The same could apply to a court, which could rule that restrictions might be too stringent to the business’ ability to operate as the owners see fit. For instance, if the economy in Minneapolis or the state tanks and a move would make financial sense for the league or owners, a court could rule any previous agreement to not move the team would be too harmful to the overall business.

To Scott Andresen, a sports law attorney and professor at Northwestern, promises from an owner pledging to keep the team in a city despite selling it can amount to a public-relations ploy. Any sale that includes these restrictions can become a headache for the buyer — especially if unforeseen circumstances, such as issues with an arena, arise in years following a sale.

“You buy yourself a whole lot of headaches …” Andresen said. “But you could do it.
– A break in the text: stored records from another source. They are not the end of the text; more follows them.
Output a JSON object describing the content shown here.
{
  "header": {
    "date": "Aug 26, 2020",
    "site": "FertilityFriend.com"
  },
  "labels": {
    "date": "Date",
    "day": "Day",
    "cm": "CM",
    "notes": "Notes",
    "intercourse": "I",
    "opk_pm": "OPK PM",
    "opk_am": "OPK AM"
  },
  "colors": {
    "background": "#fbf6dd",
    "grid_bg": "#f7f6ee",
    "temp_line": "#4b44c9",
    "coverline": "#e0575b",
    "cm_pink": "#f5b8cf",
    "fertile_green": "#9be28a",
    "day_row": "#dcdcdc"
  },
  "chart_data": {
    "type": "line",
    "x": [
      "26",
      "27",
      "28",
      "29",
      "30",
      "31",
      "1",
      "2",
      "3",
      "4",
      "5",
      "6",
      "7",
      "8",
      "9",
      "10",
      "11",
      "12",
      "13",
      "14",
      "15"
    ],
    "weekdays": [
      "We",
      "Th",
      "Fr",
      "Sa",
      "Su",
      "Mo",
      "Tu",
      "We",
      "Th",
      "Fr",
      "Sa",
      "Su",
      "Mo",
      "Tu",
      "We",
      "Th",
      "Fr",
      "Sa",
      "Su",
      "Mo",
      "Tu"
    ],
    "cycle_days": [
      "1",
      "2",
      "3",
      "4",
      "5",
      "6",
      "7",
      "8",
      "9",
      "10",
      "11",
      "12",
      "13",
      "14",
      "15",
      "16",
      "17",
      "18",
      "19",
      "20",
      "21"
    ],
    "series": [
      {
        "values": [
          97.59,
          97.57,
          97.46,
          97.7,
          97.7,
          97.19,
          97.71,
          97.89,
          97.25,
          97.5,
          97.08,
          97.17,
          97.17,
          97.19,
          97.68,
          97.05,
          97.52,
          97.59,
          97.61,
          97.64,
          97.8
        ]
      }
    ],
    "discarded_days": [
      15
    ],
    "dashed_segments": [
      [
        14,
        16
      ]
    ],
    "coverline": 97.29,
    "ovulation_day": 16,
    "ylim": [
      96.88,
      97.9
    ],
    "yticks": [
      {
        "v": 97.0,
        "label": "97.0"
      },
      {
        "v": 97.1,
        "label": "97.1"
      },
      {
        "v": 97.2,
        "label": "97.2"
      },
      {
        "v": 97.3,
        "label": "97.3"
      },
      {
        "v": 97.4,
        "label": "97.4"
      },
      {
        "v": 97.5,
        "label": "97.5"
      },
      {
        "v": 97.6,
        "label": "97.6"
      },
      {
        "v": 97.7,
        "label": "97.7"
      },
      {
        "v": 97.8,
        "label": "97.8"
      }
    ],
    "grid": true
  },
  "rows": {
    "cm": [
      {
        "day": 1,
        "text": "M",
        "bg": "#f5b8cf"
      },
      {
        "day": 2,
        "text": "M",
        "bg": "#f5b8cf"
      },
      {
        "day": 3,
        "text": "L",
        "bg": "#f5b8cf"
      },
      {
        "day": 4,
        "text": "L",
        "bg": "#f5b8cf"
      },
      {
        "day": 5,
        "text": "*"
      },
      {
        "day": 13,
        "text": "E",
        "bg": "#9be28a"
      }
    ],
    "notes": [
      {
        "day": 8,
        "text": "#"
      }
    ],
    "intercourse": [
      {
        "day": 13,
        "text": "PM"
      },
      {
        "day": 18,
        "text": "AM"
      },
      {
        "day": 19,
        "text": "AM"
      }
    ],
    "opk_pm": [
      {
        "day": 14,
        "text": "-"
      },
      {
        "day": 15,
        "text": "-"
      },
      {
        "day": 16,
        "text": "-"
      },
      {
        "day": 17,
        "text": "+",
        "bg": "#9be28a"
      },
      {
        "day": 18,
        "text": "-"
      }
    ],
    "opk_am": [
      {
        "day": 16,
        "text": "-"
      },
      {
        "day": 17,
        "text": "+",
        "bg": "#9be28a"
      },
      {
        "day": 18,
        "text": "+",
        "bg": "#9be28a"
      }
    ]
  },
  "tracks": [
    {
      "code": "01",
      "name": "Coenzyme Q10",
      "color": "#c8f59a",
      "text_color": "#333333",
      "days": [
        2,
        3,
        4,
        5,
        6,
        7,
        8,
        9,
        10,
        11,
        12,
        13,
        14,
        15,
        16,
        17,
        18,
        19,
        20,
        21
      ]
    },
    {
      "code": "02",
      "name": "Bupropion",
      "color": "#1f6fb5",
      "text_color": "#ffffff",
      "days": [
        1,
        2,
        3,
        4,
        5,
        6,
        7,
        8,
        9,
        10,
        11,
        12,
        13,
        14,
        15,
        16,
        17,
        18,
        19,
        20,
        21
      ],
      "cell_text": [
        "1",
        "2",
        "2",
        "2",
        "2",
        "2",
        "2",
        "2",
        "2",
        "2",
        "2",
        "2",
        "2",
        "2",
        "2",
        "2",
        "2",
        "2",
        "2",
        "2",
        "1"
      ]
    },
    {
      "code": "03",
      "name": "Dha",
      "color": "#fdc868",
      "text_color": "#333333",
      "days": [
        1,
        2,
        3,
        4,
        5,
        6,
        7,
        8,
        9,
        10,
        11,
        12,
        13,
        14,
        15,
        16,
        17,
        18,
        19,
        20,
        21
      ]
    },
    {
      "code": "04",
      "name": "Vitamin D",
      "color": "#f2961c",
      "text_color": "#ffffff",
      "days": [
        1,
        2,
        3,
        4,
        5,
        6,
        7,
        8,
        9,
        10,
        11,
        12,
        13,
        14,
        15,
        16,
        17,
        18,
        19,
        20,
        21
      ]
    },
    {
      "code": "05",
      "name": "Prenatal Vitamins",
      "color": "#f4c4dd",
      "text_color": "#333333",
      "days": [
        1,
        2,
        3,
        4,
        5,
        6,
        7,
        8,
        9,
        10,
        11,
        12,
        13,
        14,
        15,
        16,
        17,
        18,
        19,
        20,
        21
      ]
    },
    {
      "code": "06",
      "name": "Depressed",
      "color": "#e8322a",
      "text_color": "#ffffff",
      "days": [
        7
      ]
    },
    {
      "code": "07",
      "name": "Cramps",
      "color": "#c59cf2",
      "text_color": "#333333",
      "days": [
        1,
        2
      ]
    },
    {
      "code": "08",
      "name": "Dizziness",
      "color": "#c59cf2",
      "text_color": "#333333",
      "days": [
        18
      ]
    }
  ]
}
A guy is selling the team, wants to leave some sort of positive legacy in the community and doesn’t want to be seen as the guy who sold the team, and next thing you know they’re doing the Baltimore Colts move out in the middle of the night.”

Taylor, who also owns the Star Tribune, said he views the Wolves as a “state asset” and feels he owes it to Minnesota to keep the team here. But by not opening the Wolves up for relocation, he is limiting his pool of potential buyers and lowering the purchasing price. In other words, Taylor’s loyalty will cost him money.

“There’s not a lot of guys who can write a check for that much money,” Andresen said.

Andresen said one way of executing what Taylor wants could be to sell to a buyer for a certain price, hold some of the money in abeyance, and give that back to the buyer if the team is still in Minnesota after a certain number of years.

“That’s one way to do it, basically saying we’re going to give you a discount,” Andresen said.

There could also be a more direct financial penalty for moving the team, where the new owners would agree to pay a sum of money if they relocate.

But if that happens, how much would it take to prevent a new owner from making a business decision to pay that penalty and move the team in hopes of growing the value of the franchise in another market?

If you set that price too high, or set too long a time limit on a buyer’s ability to move the franchise, would the NBA see the deal as unreasonable and reject it? Would it hold up as fair and enforceable in a court? What happens if the new owners want to resell the team? Would the subsequent owners be bound by the same caveats?

“If there’s something underhanded going on to injure competition — there’s always some risk somebody might raise that, too,” Ham said. “It’s an interesting question: How far can you push the envelope with these things?”

That’s the fine line it seems Taylor and any new buyer must walk.